ORIGENS HISTÓRICAS
A expansão da Commedia dell`Arte para além das fronteiras da Itália e a consequente disseminação de comediantes e bonecreiros itinerantes pela Europa constitui o factor determinante do surgimento dos heróis populares. Neste contexto irá evoluir o teatro de fantoches de raíz popular, em Portugal.
Durante a Idade Média os fantoches tinham tido uma acção preponderante nas representações litúrgicas e foi, pois, nas igrejas, nos conventos e nos mosteiros que os bonecreiros encontraram refúgio certo e ganha-pão seguro.
Este “estado de graça” terá durado vários séculos. Mas a irreverência dos fantoches, o seu espírito crítico e a sua natural tendência para a representação burlesca, o que provocaria, por certo, o riso no seio das multidões fervorosas, determinariam, mais tarde, a sua definitiva irradicação dos locais de culto, de acordo com o espírito da contra-reforma.
Em Portugal, este factor é particularmente sentido. A permanência dos fantoches nos actos religiosos é tão forte e o seu discurso tão povoado de sermões, através dos quais os “frades-fantoches” exaltavam a vida de Cristo e dos santos, que eles passam a ser designados por “Bonifrates” (“bonnus”+”frater”) e durante vários séculos as representações são ainda popularmente conhecidas por “presépios”.
Seria, pois, após o Concílio de Trento (1545) e particularmente do Sínodo de Orihuela (1600), que reiterou a proibição de representar “as acções de Cristo, as da Virgem Maria e a vida dos santos por meio de figuras móveis”, que acabaria o reinado religioso dos fantoches. Nascem então as pequenas companhias representando autos religiosos de delicioso sabor popular e os solitários bonecreiros que calcorreiam as ruas e as terras portuguesas em busca de um novo sustento.

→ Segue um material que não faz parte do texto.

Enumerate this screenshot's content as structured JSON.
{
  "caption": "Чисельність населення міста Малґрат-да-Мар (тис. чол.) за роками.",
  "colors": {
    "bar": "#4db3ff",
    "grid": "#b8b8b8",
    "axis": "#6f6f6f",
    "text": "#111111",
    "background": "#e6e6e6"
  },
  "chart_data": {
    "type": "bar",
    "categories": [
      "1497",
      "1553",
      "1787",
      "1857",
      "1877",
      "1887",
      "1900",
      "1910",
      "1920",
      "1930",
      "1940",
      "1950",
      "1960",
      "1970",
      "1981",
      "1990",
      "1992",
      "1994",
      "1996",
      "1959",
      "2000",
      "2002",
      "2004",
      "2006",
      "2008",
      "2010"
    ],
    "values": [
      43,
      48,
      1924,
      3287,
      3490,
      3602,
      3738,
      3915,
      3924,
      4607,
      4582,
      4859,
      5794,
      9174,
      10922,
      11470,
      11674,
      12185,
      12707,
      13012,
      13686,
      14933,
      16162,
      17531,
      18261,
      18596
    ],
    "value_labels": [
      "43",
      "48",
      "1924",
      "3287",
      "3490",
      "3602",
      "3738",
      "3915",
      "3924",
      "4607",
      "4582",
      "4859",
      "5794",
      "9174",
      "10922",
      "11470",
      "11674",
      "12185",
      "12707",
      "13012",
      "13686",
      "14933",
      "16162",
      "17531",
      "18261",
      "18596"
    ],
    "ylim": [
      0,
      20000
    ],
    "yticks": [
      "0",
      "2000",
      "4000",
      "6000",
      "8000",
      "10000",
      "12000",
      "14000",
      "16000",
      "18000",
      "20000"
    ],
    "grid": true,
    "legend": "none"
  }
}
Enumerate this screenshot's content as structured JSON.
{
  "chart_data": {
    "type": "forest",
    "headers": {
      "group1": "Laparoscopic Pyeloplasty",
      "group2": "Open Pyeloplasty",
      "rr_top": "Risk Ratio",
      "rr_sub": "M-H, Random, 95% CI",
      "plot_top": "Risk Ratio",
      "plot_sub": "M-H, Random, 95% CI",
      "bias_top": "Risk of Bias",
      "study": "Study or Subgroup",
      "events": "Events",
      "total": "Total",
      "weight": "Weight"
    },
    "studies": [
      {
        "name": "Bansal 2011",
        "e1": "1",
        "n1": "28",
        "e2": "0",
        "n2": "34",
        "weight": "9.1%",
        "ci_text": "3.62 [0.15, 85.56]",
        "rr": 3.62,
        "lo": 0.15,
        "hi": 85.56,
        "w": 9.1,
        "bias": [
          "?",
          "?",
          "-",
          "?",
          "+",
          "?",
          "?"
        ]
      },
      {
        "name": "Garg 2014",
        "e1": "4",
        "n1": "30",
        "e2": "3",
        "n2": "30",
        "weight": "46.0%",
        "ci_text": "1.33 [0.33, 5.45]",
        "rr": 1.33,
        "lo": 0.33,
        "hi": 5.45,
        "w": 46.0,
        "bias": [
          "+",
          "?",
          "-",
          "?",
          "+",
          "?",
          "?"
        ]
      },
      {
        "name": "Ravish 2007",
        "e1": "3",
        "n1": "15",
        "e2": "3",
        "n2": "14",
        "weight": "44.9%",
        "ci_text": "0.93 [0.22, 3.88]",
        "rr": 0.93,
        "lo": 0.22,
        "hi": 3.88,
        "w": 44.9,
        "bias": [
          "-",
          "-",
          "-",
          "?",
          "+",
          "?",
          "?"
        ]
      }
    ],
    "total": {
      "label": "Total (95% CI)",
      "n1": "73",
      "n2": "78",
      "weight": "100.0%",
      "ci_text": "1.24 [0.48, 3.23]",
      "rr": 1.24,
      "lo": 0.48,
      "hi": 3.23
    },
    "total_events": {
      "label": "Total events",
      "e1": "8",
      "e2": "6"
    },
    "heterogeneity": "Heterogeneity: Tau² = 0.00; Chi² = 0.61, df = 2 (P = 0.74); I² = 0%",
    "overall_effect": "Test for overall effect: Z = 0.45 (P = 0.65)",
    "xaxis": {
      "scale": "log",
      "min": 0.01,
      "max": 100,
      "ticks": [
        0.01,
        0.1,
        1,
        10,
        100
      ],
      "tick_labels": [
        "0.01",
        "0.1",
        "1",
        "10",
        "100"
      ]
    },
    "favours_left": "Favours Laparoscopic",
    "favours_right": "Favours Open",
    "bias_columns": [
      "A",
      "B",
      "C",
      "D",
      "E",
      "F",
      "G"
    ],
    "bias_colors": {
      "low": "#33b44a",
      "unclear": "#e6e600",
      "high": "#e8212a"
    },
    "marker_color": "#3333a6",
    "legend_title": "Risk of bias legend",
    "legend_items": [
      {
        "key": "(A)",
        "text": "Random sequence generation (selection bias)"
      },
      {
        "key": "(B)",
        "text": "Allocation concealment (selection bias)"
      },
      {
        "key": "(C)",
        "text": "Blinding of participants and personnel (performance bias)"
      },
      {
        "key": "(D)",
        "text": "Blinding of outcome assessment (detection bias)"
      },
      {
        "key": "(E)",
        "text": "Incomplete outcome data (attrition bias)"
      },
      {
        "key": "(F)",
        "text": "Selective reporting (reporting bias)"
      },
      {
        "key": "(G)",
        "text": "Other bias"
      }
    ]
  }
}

É nos meados do séc. XVII que começam a chegar, em grande número, os artistas itinerantes estrangeiros, sobretudo franceses e italianos, que encontram público certo e generoso nas grandes cidades. E deste modo chega também Polichinelo, um ilustre emigrante, que conquista os corações do povo com as suas picardias. Sabida que é a apetência dos portugueses para o que vem de fora, não é de estranhar que o herói Polichinelo se tenha facilmente estabelecido, como acontecera já, aliás, em grande parte do território europeu. Por outro lado, o caracter português tende também a apropriar-se dos estrangeirismos. Esta simbiose de representações teatrais vindas do exterior com as já existentes terá resultado num processo de aculturização, aliás comum na história da cultura portuguesa, que origina o aparecimento de um novo personagem, um verdadeiro herói popular: Dom Roberto.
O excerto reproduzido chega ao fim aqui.